Since those entitled to share in royalty, and now as income, in the one third of amount allocated as sale price of coal take different interests, it follows that such one third or the sum of $4,153.72 and income to be received from investment of remaining two thirds during period of trust, should be awarded on the same relative basis.
We determine such beneficiaries’ interests to be: Edith M. Berthold, 1/3; Jennie Beaumariage, 1/3; Wallace L. McLean, 1/9; Howard Alex McLean, 1/27; Wallace James McLean, 1/27; Thomas Robert McLean, 1/27; Chas. Wm. McLean, 1/27; Kay Prances McLean, 1/27; Peggy Ann McLean Beaumariage, 1/27.
It is noted that in account stated all of the royalties received by trustees as such from the operation of the Vulcan Mine, under lease to date of sale of such mine were paid to the designated beneficiaries as income. On basis of present finding that testator in words used did not direct that all of such royalties should be deemed income, it would follow under the provisions of section 9 of the Principal and Income Act of 1947 that only one third of such royalties should have been paid out as income and balance deemed principal to be invested to produce income.
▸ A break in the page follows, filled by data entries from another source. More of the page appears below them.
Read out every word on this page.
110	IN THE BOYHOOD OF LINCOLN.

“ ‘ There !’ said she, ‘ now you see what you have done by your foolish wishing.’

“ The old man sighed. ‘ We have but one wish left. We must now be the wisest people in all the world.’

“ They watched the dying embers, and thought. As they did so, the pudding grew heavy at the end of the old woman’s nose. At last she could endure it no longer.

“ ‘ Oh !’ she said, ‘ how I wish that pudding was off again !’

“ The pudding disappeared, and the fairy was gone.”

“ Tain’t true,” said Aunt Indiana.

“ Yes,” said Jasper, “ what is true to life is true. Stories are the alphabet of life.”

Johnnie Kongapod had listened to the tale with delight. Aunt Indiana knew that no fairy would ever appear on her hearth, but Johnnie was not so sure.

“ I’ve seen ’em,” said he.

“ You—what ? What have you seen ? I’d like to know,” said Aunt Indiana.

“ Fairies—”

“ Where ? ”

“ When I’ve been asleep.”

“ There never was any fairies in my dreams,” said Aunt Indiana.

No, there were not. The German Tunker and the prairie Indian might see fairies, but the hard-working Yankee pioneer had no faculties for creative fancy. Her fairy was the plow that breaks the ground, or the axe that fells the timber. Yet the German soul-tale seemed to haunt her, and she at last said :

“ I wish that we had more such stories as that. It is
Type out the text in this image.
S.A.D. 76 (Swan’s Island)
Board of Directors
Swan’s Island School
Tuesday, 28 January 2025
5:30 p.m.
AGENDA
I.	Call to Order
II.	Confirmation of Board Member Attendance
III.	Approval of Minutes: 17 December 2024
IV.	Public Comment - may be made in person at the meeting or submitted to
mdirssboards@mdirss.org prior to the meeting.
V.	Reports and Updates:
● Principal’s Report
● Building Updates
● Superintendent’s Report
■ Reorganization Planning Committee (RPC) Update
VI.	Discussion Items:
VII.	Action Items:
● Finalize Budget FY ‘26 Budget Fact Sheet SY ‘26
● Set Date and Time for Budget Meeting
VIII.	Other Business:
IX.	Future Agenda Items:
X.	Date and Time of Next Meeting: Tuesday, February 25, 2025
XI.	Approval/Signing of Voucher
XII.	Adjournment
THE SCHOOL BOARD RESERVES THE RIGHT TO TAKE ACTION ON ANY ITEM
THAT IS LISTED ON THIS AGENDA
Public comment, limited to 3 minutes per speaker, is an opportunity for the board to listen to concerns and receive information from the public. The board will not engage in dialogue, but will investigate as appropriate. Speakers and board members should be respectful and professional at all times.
The total net royalties reported in account as received by trustees and disbursed by it as income, is the sum of $2,197.98 which was paid as follows: Edith M. Berthold, $732.65; Jennie Beaumariage, $732.65; Wallace L. McLean, $244.21; Howard A. McLean, *135$81.41; Wallace J. McLean, $81.41; Thomas R. McLean, $81.41; Charles Wm. McLean, by guardian, $81.41; Peggy Ann McLean, by guardian, $81.41; Kay Frances McLean, by guardian, $81.42.
Since under the court’s interpretation of provisions of will and of recited section 9, only one third of such royalties should have been distributed as income, and since, under findings made, there is a larger sum presently distributable to such beneficiaries and in same proportions, the trustees before making distribution, should deduct and restore to principal such overpayment and in the same proportions, from shares now payable to beneficiaries.
On the basis of such discussion and findings, now, June 17, 1952, it is ordered and decreed:
1. That accountant be surcharged with the overpayment to income beneficiaries to whom royalties were paid, in the sum of $1,465.32, and that account as stated, with exception of such surcharge, be and is hereby confirmed.
2. That accountant recoup the amount of such surcharge proportionately from income presently distributable to beneficiaries who received overpayment.
3. That subject to such credit provision the accountant presently distribute one third of sum allocated to sale of coal, or the sum of $4,153.72 as income to those beneficiaries entitled to receive such income, and add to principal of trust the remaining two thirds, or sum of $8,307.44, plus the sum directed to be withheld from income beneficiaries, or the sum of $1,465.32.
4. That such principal sum so created be segregated from other principal fund of trust, so as to enable income produced by it to be accurately determined in any future distribution of income.
5. That after distribution of income as directed, the remaining funds and assets be awarded back to trustees for purposes of the trust.